04 October 2009

L'immigrato "regolare". La storia di J.Mohamed, che entrò coi flussi e oggi è al Cie

ROMA – Tutti vogliono gli immigrati "regolari". Quelli che viaggiano con il passaporto, che hanno i documenti in regola e che lavorano. Nessuno però ricorda il concetto di fondo. Che l'immigrato "regolare" è come i piatti di plastica. Usa e getta. Prendete la storia di J. Mohamed, un ragazzo marocchino poco più che venticinquenne. Anche lui si trova detenuto al centro di identificazione e espulsione di Ponte Galeria, a Roma, in attesa del rimpatrio. Eppure in Italia ci è arrivato con un contratto di lavoro e tutti i documenti in regola. È l'emblema dell'immigrazione regolare. E della sua precarietà.
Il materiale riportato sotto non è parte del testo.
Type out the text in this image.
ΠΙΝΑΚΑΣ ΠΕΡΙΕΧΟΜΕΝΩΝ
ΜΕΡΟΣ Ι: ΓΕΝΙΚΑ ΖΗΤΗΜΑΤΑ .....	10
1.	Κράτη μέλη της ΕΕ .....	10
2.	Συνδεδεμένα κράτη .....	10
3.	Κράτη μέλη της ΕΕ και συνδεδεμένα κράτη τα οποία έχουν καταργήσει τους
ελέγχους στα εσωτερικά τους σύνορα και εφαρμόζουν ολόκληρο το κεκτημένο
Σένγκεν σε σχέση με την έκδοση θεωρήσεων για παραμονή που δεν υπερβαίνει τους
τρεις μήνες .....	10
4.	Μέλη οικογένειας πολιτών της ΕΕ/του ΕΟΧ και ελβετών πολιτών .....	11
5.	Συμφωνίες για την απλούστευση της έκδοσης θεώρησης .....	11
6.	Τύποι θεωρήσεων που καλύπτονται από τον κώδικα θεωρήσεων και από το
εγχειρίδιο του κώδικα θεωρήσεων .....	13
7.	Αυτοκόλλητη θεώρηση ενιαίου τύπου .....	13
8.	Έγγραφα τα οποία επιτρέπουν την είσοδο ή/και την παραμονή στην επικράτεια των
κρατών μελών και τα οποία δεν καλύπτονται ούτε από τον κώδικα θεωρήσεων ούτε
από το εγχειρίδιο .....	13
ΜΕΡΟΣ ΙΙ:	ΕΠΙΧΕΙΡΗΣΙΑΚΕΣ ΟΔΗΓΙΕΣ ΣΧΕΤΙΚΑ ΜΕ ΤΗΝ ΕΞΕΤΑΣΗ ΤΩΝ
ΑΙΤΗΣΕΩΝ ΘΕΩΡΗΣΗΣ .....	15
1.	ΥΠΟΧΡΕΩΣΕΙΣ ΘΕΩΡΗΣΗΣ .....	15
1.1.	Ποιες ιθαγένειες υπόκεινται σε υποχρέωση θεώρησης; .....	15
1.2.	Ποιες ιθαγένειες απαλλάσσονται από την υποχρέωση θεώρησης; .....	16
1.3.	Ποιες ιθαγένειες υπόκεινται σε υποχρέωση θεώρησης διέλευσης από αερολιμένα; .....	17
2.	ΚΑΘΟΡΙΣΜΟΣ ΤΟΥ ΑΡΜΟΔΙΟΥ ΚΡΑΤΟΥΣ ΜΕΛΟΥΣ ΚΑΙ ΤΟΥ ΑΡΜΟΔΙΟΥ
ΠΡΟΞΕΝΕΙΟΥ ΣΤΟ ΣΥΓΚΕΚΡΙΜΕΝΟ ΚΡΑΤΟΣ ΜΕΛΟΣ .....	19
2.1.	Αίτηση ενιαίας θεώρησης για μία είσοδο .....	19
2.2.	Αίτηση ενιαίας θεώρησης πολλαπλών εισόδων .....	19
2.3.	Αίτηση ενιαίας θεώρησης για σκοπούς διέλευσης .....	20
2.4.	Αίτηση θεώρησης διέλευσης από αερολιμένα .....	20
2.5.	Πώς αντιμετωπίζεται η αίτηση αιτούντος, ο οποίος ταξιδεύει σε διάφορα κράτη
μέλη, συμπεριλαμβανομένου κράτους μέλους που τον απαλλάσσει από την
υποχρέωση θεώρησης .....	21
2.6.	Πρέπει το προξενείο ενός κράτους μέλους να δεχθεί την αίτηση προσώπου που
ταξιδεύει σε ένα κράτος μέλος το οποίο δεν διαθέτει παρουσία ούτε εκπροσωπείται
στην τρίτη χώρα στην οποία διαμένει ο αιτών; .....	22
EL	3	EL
Era il 2005, quando lo zio, che ha una ditta edile a Albenga, in provincia di Savona, gli mandò un contratto di assunzione, con il quale, attraverso il decreto flussi, riuscì a ottenere un regolare visto d'ingresso presso l'Ambasciata italiana in Marocco e quindi un permesso di soggiorno per motivi di lavoro una volta arrivato nel nostro paese.
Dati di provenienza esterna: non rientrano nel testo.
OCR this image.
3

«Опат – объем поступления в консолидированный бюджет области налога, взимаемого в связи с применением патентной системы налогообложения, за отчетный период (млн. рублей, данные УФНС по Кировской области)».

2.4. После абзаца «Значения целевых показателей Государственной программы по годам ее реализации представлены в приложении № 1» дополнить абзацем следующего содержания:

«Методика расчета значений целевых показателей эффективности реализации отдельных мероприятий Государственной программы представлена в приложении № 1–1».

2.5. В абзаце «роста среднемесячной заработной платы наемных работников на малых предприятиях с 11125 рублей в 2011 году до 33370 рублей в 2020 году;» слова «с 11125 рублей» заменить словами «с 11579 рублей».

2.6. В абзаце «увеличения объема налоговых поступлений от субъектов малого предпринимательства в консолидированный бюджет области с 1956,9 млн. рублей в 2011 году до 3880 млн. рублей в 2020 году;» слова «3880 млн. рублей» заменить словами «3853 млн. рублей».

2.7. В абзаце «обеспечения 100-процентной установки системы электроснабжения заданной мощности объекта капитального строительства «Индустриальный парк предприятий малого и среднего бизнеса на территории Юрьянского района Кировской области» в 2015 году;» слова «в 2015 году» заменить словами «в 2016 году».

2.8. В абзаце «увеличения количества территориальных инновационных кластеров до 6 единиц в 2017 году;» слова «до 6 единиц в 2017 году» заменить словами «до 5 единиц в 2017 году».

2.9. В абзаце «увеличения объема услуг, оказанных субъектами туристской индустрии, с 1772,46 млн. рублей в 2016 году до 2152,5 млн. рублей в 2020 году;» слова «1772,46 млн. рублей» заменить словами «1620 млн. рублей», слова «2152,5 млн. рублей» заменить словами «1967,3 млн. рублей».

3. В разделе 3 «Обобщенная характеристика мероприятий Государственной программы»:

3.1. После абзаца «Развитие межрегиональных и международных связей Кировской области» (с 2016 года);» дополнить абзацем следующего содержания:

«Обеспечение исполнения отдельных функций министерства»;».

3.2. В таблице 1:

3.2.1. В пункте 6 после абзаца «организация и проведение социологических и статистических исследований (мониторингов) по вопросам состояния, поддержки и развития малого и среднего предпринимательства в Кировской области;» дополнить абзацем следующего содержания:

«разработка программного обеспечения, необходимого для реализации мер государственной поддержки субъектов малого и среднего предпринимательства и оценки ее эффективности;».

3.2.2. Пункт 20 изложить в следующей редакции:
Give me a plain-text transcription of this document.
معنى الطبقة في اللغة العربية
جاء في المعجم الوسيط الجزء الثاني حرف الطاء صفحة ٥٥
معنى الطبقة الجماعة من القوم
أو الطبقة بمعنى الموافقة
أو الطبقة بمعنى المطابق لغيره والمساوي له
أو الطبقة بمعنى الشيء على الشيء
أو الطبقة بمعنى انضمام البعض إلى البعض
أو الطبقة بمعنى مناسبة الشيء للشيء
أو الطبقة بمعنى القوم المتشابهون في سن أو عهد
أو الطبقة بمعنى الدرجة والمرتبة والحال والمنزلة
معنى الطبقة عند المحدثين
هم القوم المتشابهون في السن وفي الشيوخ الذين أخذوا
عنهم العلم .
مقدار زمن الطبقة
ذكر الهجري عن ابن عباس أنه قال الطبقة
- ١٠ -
Peccato che in cambio di quel “favore” lo zio lo abbia fatto lavorare senza pagarlo, per un anno e mezzo. E che alla fine, stanco delle sue lamentele, lo abbia obbligato a firmare una lettera di dimissioni. Così, quando nel marzo del 2007 il permesso di soggiorno è scaduto, anziché rinnovarglielo lo Questura glielo ha ritirato e gli ha consegnato un foglio di via. Dopo averlo cacciato, infatti, lo zio aveva cambiato casa senza avvisarlo e così lui aveva perso la residenza, che è uno dei requisiti per il rinnovo del documento.
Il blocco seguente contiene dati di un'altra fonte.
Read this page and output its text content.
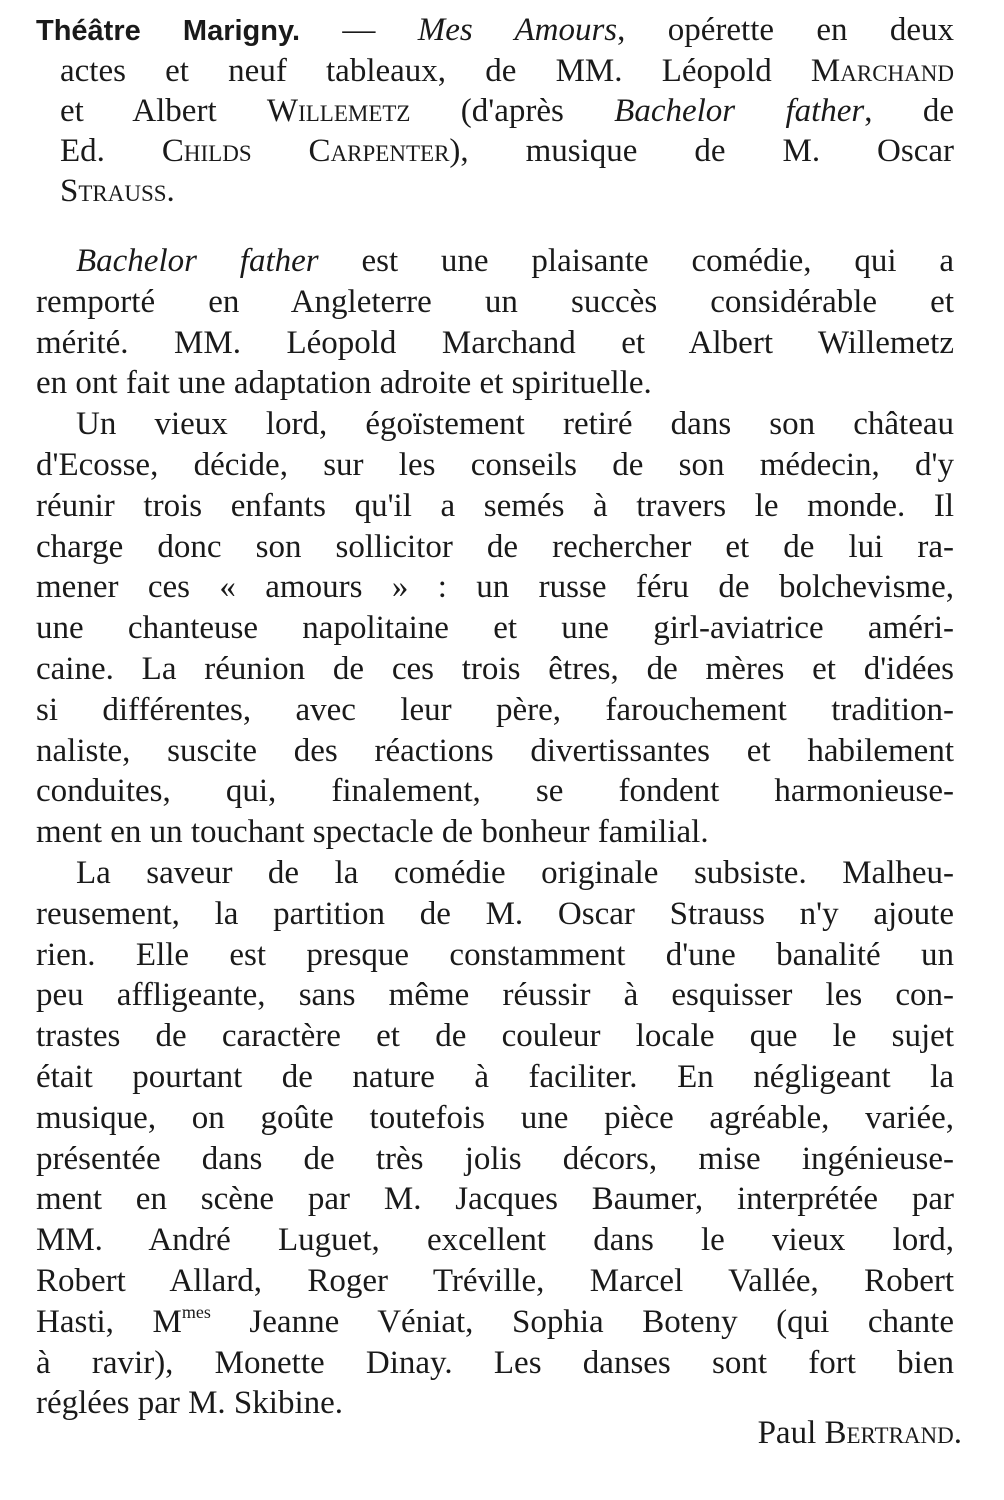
Théâtre Marigny. — Mes Amours, opérette en deux
actes et neuf tableaux, de MM. Léopold Marchand
et Albert Willemetz (d'après Bachelor father, de
Ed. Childs Carpenter), musique de M. Oscar
Strauss.
Bachelor father est une plaisante comédie, qui a
remporté en Angleterre un succès considérable et
mérité. MM. Léopold Marchand et Albert Willemetz
en ont fait une adaptation adroite et spirituelle.
Un vieux lord, égoïstement retiré dans son château
d'Ecosse, décide, sur les conseils de son médecin, d'y
réunir trois enfants qu'il a semés à travers le monde. Il
charge donc son sollicitor de rechercher et de lui ra-
mener ces « amours » : un russe féru de bolchevisme,
une chanteuse napolitaine et une girl-aviatrice améri-
caine. La réunion de ces trois êtres, de mères et d'idées
si différentes, avec leur père, farouchement tradition-
naliste, suscite des réactions divertissantes et habilement
conduites, qui, finalement, se fondent harmonieuse-
ment en un touchant spectacle de bonheur familial.
La saveur de la comédie originale subsiste. Malheu-
reusement, la partition de M. Oscar Strauss n'y ajoute
rien. Elle est presque constamment d'une banalité un
peu affligeante, sans même réussir à esquisser les con-
trastes de caractère et de couleur locale que le sujet
était pourtant de nature à faciliter. En négligeant la
musique, on goûte toutefois une pièce agréable, variée,
présentée dans de très jolis décors, mise ingénieuse-
ment en scène par M. Jacques Baumer, interprétée par
MM. André Luguet, excellent dans le vieux lord,
Robert Allard, Roger Tréville, Marcel Vallée, Robert
Hasti, $M^{mes}$ Jeanne Véniat, Sophia Boteny (qui chante
à ravir), Monette Dinay. Les danses sont fort bien
réglées par M. Skibine.
Paul Bertrand.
Da allora Mohamed si è barcamenato tra mille lavori e lavoretti in nero. D'inverno sui cantieri in Liguria. E d'estate al mare a vendere asciugamani. E proprio quest'estate lo hanno fermato. È successo a inizio agosto. Non al mare però, a Prato. Era andato da un fornitore cinese per comprare i teli da vendere sulle spiagge ai turisti. Quando gli hanno chiesto i documenti ha mostrato la carta d'identità rilasciata dal Comune di Albenga, che tiene ancora con sè nel portafogli. Ma è bastato un controllo delle impronte digitali per vedere che aveva già avuto un foglio di via. E così, per un banale controllo di identità in nome della sicurezza degli italiani, Mohamed ha perso tutte le sue ambizioni. E noi italiani, siamo davvero sicuri che saremo più sicuri quando avremo espulso i tanti J.Mohamed dal nostro paese?